Comment 13 Stephen Tweedie 2002-02-22 12:14:22 EST
I have no idea _how_ this got corrupt, but the info block for the FAT filesystem
is weird.

The FAT info is perfectly intact.  It is followed by the FAT32 info (because
it's a FAT32 filesystem), and *that* is toast.  Some bits of it are recognisable
as ascii spaces, other parts are unrecognisable junk.

However, the backup FAT info is perfectly intact.  The FAT descriptor is the
same in both the primary and the backup, but the difference is that in the
backup, the FAT32 stuff also looks perfectly sane.

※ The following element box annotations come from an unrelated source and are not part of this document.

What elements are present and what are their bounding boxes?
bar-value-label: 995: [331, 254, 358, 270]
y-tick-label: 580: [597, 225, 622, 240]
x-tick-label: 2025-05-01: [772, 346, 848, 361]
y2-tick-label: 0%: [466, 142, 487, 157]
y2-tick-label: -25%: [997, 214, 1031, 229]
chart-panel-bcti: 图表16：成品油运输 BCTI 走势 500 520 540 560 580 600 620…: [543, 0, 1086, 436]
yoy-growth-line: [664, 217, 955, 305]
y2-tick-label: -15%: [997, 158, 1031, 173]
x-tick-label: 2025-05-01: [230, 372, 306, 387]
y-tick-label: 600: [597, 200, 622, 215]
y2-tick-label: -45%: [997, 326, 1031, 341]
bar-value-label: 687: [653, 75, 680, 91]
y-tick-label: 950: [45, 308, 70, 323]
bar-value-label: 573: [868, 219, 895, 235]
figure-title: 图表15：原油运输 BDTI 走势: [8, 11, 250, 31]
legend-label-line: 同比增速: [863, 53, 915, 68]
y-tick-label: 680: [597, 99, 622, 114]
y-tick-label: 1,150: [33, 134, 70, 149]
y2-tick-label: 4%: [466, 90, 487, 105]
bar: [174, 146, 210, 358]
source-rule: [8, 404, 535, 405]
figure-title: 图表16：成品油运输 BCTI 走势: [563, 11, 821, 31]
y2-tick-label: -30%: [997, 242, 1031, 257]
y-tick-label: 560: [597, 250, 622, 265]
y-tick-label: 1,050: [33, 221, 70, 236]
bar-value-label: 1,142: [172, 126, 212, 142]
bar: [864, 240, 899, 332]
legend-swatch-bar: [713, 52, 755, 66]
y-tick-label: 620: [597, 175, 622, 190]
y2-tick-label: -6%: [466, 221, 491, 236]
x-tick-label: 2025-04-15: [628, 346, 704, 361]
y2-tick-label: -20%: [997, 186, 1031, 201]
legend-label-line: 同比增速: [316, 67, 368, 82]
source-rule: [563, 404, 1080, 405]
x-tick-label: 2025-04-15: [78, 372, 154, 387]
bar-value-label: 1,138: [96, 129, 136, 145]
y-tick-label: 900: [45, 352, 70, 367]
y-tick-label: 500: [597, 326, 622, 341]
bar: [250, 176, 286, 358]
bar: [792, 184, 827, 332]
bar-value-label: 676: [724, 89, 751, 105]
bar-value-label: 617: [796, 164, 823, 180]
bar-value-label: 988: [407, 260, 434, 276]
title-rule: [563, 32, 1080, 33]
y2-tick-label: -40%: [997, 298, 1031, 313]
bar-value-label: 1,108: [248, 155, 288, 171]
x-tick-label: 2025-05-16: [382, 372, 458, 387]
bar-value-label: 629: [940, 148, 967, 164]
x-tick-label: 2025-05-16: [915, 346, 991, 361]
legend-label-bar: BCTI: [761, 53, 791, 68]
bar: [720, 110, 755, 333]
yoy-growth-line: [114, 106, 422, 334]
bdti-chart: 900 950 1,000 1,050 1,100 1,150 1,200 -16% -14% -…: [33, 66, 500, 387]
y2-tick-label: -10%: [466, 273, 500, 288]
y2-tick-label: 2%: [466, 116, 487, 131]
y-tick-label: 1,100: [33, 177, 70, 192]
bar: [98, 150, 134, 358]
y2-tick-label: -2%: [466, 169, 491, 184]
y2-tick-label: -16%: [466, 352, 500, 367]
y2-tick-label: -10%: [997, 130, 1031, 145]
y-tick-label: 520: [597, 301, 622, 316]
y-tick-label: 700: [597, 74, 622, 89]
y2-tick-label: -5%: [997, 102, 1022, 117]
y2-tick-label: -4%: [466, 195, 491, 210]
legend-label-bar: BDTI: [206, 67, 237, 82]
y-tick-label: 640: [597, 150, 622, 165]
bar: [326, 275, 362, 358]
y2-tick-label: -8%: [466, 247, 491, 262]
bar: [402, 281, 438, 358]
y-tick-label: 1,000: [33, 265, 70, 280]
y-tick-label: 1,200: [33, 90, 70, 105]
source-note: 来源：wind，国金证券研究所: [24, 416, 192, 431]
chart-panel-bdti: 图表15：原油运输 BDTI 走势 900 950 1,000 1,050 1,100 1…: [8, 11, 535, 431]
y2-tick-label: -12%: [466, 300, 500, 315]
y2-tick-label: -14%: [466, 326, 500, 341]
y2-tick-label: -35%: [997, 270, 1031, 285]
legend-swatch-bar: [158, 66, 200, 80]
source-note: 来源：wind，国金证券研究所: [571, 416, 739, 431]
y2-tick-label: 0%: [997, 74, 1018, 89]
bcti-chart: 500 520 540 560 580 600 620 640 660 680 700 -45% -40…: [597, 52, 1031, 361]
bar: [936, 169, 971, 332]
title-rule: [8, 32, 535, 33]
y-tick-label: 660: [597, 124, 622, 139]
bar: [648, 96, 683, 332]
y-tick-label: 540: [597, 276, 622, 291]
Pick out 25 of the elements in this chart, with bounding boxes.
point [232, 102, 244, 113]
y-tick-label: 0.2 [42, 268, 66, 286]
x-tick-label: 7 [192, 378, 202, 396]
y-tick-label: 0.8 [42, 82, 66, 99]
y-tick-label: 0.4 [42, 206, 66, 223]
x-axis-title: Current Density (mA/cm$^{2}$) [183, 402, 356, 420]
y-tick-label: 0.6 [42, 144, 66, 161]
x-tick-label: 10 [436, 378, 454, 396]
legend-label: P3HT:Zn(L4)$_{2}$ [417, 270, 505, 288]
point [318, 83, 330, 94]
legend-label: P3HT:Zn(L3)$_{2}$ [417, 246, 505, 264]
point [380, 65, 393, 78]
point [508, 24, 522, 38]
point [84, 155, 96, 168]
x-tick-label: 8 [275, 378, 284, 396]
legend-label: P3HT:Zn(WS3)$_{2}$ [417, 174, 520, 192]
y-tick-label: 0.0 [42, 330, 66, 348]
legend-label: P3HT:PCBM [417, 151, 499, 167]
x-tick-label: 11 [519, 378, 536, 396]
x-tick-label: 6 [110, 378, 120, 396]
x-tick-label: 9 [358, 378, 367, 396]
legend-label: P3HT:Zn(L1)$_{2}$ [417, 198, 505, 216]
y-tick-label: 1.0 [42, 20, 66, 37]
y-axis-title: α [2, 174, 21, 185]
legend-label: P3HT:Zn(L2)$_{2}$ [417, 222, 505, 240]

Note, *ONLY* the FAT32 bytes are corrupt in the FAT header.  The rest is
completely intact.

Please save a backup copy of your entire FAT header first, to be safe, with

  dd if=/dev/hdb4 bs=4k count=1 of=/root/hdb4.header.BACKUP

then, I *think* you will be able to rescue the partition with

  dd if=/dev/hdb4 bs=512 count=1 of=/dev/hdb4 skip=6 conv=notrunc

which will copy one 512-byte block from /dev/hdb4 to /dev/hdb4, starting reading
at block 6 and writing at block 0.  Running that on a local copy of your
partition header has the desired effect.

Good luck.
Comment 14 ralph hinton 2002-02-27 21:59:32 EST
EXCELLENT that worked on the actual disk, so you can close this off
 (unless you want to try to find out what went wrong).
  Thanks for your help - really appreciated it. I didn't know what to do.
               Cheers,  Ralph.
Comment 15 Stephen Tweedie 2002-02-28 06:37:54 EST
Just before we close this for good, do you have any clues as to why this might
have happened in the first place?  What were you doing on the system before you
first noticed the problem?
Comment 16 ralph hinton 2002-03-04 20:36:00 EST
The possibilities for what went wrong are either the Linux upgrade to 
version 5.1 or the oracle data-base on that partition, which is not woorking.
A problem with writing backups, or a general Windows problem, on that disk seem 
unlikely.
That is all I used that partition for, does that help shed light?.